Our results revealed the presence of extensive movement-evoked co-contraction, especially for intrinsic muscles, during the tail NWR. Our results also demonstrated differences between the intrinsic and extrinsic muscles: intrinsic muscles showed substantially more movement-related co-contraction than extrinsic muscles, and extrinsic muscle responses, but not intrinsic muscle responses, depended on stimulus location and degree of angular movement.
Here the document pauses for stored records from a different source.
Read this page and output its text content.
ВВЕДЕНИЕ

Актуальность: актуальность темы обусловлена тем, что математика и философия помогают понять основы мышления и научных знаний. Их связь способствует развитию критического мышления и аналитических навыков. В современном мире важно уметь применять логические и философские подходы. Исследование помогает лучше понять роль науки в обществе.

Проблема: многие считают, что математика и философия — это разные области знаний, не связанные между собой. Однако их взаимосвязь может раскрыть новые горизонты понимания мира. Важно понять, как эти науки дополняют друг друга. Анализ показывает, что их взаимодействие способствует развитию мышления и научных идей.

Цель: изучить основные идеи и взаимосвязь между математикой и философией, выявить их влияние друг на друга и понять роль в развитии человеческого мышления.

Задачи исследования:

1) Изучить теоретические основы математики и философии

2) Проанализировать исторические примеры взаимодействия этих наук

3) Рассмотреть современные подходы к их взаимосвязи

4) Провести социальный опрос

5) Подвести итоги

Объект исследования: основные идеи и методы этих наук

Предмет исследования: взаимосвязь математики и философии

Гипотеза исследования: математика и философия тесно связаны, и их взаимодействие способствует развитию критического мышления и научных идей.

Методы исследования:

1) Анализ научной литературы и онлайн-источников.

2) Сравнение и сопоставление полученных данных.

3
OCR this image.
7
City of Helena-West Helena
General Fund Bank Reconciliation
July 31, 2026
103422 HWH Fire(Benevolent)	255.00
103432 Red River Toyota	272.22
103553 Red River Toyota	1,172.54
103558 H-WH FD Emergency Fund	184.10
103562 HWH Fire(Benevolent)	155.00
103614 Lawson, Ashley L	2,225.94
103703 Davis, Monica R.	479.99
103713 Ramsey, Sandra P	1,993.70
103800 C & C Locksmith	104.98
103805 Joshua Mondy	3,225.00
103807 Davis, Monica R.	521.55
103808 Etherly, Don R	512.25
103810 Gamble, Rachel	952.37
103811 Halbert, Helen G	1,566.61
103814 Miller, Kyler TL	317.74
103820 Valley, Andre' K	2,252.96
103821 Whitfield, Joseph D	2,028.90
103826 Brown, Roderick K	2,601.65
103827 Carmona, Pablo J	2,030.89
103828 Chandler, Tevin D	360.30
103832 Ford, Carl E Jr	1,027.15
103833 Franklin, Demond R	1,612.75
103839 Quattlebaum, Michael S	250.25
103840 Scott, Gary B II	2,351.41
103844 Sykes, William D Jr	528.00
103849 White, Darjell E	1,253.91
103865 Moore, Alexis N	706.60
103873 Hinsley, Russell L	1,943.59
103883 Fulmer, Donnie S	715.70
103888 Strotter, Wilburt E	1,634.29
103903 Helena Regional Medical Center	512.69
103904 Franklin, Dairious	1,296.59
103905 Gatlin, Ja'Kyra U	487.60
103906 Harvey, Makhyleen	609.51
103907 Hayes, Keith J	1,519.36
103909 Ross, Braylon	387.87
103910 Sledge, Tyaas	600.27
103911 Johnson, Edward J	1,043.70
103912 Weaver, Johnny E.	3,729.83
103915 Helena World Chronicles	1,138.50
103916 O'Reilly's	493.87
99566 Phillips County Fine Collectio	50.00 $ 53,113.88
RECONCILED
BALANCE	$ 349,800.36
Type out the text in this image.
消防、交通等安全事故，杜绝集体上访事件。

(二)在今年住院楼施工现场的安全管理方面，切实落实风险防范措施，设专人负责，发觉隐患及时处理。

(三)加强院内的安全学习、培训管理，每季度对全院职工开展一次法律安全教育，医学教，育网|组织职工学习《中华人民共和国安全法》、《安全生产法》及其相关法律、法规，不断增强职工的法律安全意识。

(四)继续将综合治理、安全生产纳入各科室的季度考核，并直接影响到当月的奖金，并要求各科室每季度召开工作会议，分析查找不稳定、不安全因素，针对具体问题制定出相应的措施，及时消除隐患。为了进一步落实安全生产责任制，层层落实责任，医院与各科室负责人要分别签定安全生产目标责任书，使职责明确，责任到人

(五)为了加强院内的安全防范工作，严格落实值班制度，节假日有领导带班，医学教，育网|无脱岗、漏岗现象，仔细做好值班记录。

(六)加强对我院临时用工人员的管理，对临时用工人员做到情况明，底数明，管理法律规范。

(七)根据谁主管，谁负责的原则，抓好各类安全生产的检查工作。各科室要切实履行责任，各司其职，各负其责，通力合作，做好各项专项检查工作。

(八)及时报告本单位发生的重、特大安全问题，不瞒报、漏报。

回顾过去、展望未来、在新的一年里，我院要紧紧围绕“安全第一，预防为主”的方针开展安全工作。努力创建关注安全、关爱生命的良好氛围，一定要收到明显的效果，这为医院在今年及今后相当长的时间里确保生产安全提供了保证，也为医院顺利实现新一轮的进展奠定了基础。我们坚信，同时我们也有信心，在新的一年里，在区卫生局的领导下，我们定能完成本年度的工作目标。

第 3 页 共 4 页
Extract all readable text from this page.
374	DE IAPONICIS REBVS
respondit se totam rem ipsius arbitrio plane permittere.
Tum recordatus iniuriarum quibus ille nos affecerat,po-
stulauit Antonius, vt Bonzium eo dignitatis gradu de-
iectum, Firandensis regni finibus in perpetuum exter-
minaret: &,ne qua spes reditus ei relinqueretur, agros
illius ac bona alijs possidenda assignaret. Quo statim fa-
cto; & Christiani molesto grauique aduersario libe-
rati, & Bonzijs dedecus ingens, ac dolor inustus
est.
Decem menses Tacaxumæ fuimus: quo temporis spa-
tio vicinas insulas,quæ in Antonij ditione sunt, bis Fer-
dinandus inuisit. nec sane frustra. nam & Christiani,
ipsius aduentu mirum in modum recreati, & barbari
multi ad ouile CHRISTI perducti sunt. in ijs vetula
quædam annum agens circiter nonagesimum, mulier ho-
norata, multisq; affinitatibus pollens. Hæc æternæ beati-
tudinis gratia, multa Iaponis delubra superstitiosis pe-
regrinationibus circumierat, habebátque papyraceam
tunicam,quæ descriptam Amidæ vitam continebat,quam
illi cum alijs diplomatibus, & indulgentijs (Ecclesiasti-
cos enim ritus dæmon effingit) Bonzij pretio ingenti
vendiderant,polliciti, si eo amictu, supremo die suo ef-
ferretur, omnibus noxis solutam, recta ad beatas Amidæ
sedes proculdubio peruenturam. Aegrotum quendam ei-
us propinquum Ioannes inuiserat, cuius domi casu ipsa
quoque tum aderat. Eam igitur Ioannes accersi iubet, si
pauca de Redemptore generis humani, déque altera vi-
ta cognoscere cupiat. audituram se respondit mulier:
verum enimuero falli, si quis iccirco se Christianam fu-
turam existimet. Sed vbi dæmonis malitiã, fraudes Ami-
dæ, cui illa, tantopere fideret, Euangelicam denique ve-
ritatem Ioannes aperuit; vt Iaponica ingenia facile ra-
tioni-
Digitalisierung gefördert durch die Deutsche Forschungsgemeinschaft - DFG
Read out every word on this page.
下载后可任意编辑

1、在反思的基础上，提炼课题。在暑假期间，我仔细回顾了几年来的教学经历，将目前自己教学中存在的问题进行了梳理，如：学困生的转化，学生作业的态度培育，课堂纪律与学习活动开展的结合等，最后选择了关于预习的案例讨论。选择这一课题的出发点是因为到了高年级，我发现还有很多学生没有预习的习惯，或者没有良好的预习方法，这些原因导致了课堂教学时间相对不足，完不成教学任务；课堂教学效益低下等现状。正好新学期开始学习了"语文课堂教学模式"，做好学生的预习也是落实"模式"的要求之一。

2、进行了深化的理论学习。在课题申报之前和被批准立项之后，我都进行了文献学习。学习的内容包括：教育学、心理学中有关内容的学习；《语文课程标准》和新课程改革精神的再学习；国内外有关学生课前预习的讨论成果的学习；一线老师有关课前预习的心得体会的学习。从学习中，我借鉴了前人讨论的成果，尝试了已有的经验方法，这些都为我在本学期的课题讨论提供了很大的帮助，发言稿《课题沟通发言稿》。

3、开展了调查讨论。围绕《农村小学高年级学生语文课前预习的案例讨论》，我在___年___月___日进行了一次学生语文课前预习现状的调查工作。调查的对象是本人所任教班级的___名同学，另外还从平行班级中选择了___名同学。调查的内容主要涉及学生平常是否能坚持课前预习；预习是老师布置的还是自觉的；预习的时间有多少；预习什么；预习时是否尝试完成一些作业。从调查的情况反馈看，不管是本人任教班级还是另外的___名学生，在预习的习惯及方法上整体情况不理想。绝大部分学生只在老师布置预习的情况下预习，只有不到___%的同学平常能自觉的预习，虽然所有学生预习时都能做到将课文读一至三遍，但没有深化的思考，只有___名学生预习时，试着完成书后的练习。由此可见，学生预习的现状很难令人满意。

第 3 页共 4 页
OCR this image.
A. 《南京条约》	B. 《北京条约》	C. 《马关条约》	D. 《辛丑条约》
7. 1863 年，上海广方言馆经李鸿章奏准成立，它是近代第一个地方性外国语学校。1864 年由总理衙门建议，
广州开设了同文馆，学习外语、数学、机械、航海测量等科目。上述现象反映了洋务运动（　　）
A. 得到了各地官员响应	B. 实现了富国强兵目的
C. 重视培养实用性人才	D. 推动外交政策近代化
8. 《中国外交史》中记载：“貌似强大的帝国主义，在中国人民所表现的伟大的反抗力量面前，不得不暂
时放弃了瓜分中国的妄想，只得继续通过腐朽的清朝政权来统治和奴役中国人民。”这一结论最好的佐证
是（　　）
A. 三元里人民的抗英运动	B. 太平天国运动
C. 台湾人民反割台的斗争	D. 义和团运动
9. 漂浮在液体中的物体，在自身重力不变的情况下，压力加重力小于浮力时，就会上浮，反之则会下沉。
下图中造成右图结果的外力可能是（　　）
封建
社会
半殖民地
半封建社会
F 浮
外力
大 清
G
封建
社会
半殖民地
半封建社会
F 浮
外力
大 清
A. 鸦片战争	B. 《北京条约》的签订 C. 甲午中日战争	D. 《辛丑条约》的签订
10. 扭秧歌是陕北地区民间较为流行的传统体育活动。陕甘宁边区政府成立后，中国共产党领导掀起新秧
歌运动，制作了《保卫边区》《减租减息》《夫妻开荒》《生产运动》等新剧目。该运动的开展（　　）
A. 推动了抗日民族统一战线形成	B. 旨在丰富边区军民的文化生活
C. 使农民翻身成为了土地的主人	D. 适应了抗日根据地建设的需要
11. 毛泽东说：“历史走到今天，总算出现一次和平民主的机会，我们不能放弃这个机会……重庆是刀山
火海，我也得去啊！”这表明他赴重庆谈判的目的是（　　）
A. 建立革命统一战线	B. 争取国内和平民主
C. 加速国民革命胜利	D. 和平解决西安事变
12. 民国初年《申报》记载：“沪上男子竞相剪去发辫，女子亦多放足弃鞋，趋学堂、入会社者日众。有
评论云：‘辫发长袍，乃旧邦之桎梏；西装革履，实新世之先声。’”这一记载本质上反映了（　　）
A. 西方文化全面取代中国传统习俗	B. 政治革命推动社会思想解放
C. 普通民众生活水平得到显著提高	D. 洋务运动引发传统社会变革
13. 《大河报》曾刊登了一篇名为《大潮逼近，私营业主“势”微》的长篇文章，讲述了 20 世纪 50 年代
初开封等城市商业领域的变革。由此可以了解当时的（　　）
Our results suggest that extrinsic and intrinsic tail muscles may have different functions during the heat-evoked tail NWR. Specifically, we believe that the intrinsic muscles are responsible for stiffening the tail during the NWR through primarily movement-evoked co-contraction, while extrinsic muscles are primarily responsible for creating movement of the tail away from the heat stimulus. Our results provide insight on the simplification of movement by the CNS as limb stiffening can lessen the mechanical complexity of the tail, while also establishing the rat tail as a model system to further study co-contraction. A better understanding of the mechanisms underlying co-contraction may be critical to understanding the excess levels of co-contraction that are present in a variety of neurological disorders such as Parkison’s disease and Down syndrome.